Fig 3: Subcellular fractionation of mouse brain tissue or SH-SY5Y cells.Illustration of the fractionation procedure for isolating crude plasma membrane (PM) and endoplasmic reticulum (ER) fractions from A mouse brain or B SH-SY5Y neuroblastoma cells. Additionally, cytosolic (C), and crude mitochondrial (M) fractions are obtained. Red star denotes samples used for subsequent analyses. C1-C6 depicts differential centrifugations. C Subcellular localization of RIC-3 in mouse brain and SH-SY5Y cells; validation of fraction purity. RIC-3 protein was probed in cytosol (C), endoplasmic reticulum (ER), mitochondria (M), and crude plasma membrane (PM) fractions using a mouse anti-RIC-3 primary antibody (Abnova, cat# H00079608-B01P) and an HRP-conjugated goat-raised anti-mouse secondary antibody (Thermo Fisher Scientific, Cat. #31430). Analyses were performed using fractionated mouse brain tissue C and SH-SY5Y cells D. Human recombinant RIC-3 (hRIC-3) and RIC-3 (both ~50 kDa) expressed in Xenopus laevis oocytes were included as positive controls. In both systems, the strongest RIC-3 (~50 kDa) signal was observed in the ER fraction. In mouse ER fractions (panel C), RIC-3 appears as a doublet at ~50 kDa (lane 6), consistent with post-translational modification. Fraction purity was validated using calnexin (ER; Invitrogen cat# PA5–34754; ~100 kDa), Na+/K+-ATPase (PM; Cell Signaling Technologies cat# 3010S; ~100 kDa) and GADPH (C; Cell Signaling Technologies, 5174; ~35 kDa). HRP-conjugated goat anti-rabbit secondary antibody (Thermo Fisher Scientific, cat# 31460) was used for rabbit-raised primaries. Blots shown in panels C and D (to the right of the arrow) were performed sequentially on separate days. Blots are semiquantitative, and ER signal bleed-through in non-ER fractions was corrected using a Calnexin-based linear contamination model. Additional RIC-3 reactive bands in mouse brain/SH-SY5Y cells correspond in size to mouse and human RIC-3 isoforms in the Uniprot database.

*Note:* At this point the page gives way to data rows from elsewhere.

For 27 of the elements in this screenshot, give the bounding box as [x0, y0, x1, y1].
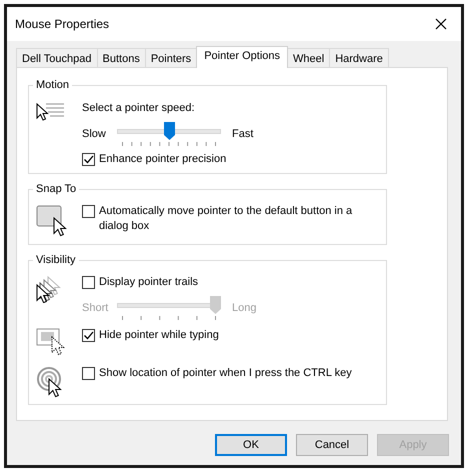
group-title: Visibility	[33, 252, 79, 268]
checkbox-label[interactable]: Show location of pointer when I press the CTRL key	[99, 366, 364, 381]
window-title: Mouse Properties	[15, 17, 110, 31]
prompt-label: Select a pointer speed:	[82, 101, 196, 116]
tab[interactable]: Pointer Options	[196, 46, 288, 68]
slider[interactable]	[117, 296, 221, 314]
slider-max-label: Fast	[232, 127, 254, 142]
dialog-button[interactable]: OK	[215, 434, 287, 456]
slider-min-label: Slow	[82, 127, 107, 142]
checkbox-label[interactable]: Automatically move pointer to the default button in a dialog box	[99, 204, 364, 234]
checkbox[interactable]	[82, 153, 95, 166]
slider-min-label: Short	[82, 301, 110, 316]
group-title: Snap To	[33, 181, 80, 197]
slider-thumb[interactable]	[164, 122, 174, 140]
slider[interactable]	[117, 122, 221, 140]
checkbox-label[interactable]: Enhance pointer precision	[99, 152, 364, 167]
checkbox-label[interactable]: Display pointer trails	[99, 275, 364, 290]
tab[interactable]: Dell Touchpad	[16, 48, 98, 67]
checkbox[interactable]	[82, 205, 95, 218]
slider-max-label: Long	[232, 301, 256, 316]
close-icon	[435, 18, 447, 30]
checkbox[interactable]	[82, 367, 95, 380]
checkbox[interactable]	[82, 329, 95, 342]
checkbox-label[interactable]: Hide pointer while typing	[99, 328, 364, 343]
dialog-button[interactable]: Cancel	[296, 434, 368, 456]
checkbox[interactable]	[82, 276, 95, 289]
tab[interactable]: Hardware	[329, 48, 389, 67]
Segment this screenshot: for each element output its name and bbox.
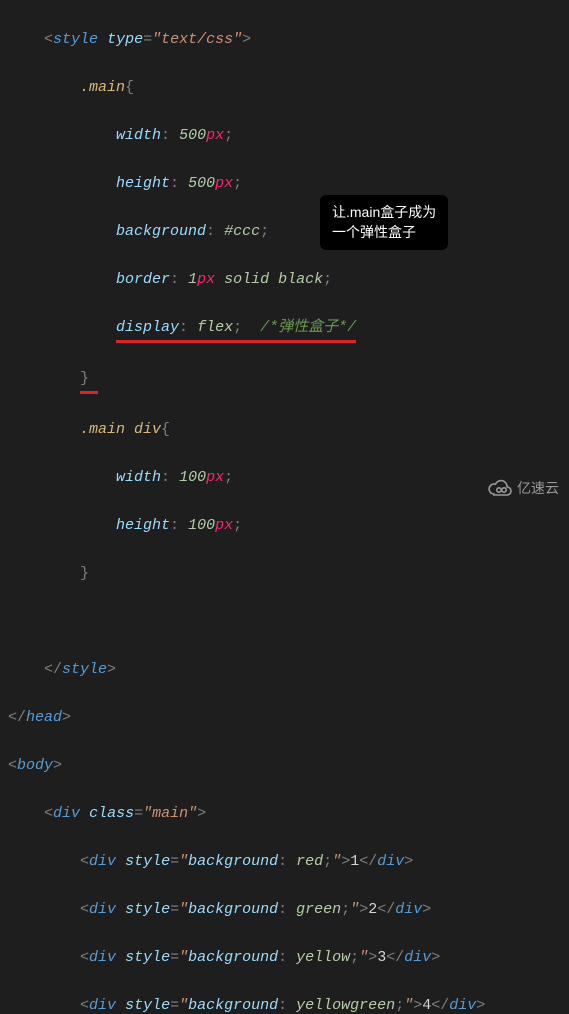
cloud-icon bbox=[487, 479, 513, 497]
code-line: height: 500px; bbox=[8, 172, 569, 196]
code-line: width: 100px; bbox=[8, 466, 569, 490]
annotation-tooltip: 让.main盒子成为 一个弹性盒子 bbox=[320, 195, 448, 250]
watermark: 亿速云 bbox=[487, 477, 559, 499]
code-line bbox=[8, 610, 569, 634]
tooltip-line: 一个弹性盒子 bbox=[332, 223, 436, 243]
code-line: <div style="background: yellowgreen;">4<… bbox=[8, 994, 569, 1014]
code-line: border: 1px solid black; bbox=[8, 268, 569, 292]
tooltip-line: 让.main盒子成为 bbox=[332, 203, 436, 223]
code-line: .main div{ bbox=[8, 418, 569, 442]
code-line: } bbox=[8, 367, 569, 394]
code-line: height: 100px; bbox=[8, 514, 569, 538]
code-line: .main{ bbox=[8, 76, 569, 100]
code-line: <div style="background: green;">2</div> bbox=[8, 898, 569, 922]
code-line: <div style="background: yellow;">3</div> bbox=[8, 946, 569, 970]
code-line: width: 500px; bbox=[8, 124, 569, 148]
code-line: display: flex; /*弹性盒子*/ bbox=[8, 316, 569, 343]
code-line: } bbox=[8, 562, 569, 586]
code-line: <div style="background: red;">1</div> bbox=[8, 850, 569, 874]
code-line: </style> bbox=[8, 658, 569, 682]
watermark-text: 亿速云 bbox=[517, 477, 559, 499]
code-line: <body> bbox=[8, 754, 569, 778]
code-line: <div class="main"> bbox=[8, 802, 569, 826]
code-line: background: #ccc; bbox=[8, 220, 569, 244]
code-editor[interactable]: <style type="text/css"> .main{ width: 50… bbox=[0, 0, 569, 1014]
code-line: <style type="text/css"> bbox=[8, 28, 569, 52]
code-line: </head> bbox=[8, 706, 569, 730]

Fig 4: Glycosylation of RIC-3.A A double band of RIC-3 (50 kDa; lane 2) is observed in the mouse ER fraction. This fraction was subjected to deglycosylation using PNGase F (F: RIC-3) and Endo H (H: RIC-3) under non-denaturing conditions. PNGase F treatment resulted in the disappearance of the upper RIC-3 band (lane 3), indicating the removal of N-linked glycans. Endo H had no effect on RIC-3 (lane 4), suggesting resistance to Endo H-sensitive glycan cleavage. B Comparison of mouse RIC-3 electrophoretic profiles in ER and PM fractions. In both the gradient 4–20% (blot on the right, lane 6) and 10% gels (blot on the left, lane 3), ER-localized RIC-3 appears as characteristic upper and lower bands (~50 kDa). In contrast, the PM fraction shows a prominent upper band with little to no lower band on the gradient gel (~50 kDa, lane 5). When resolved on a 10% gel, the PM fraction displays multiple faint bands (lane 4). The ~25 kDa bands present in both fractions likely represent a processed or fragmented form of RIC-3. Blots in Fig. 5 were cropped for clarity and presentation purposes. Molecular-weight marker positions (kDa) are indicated on the sides of each blot.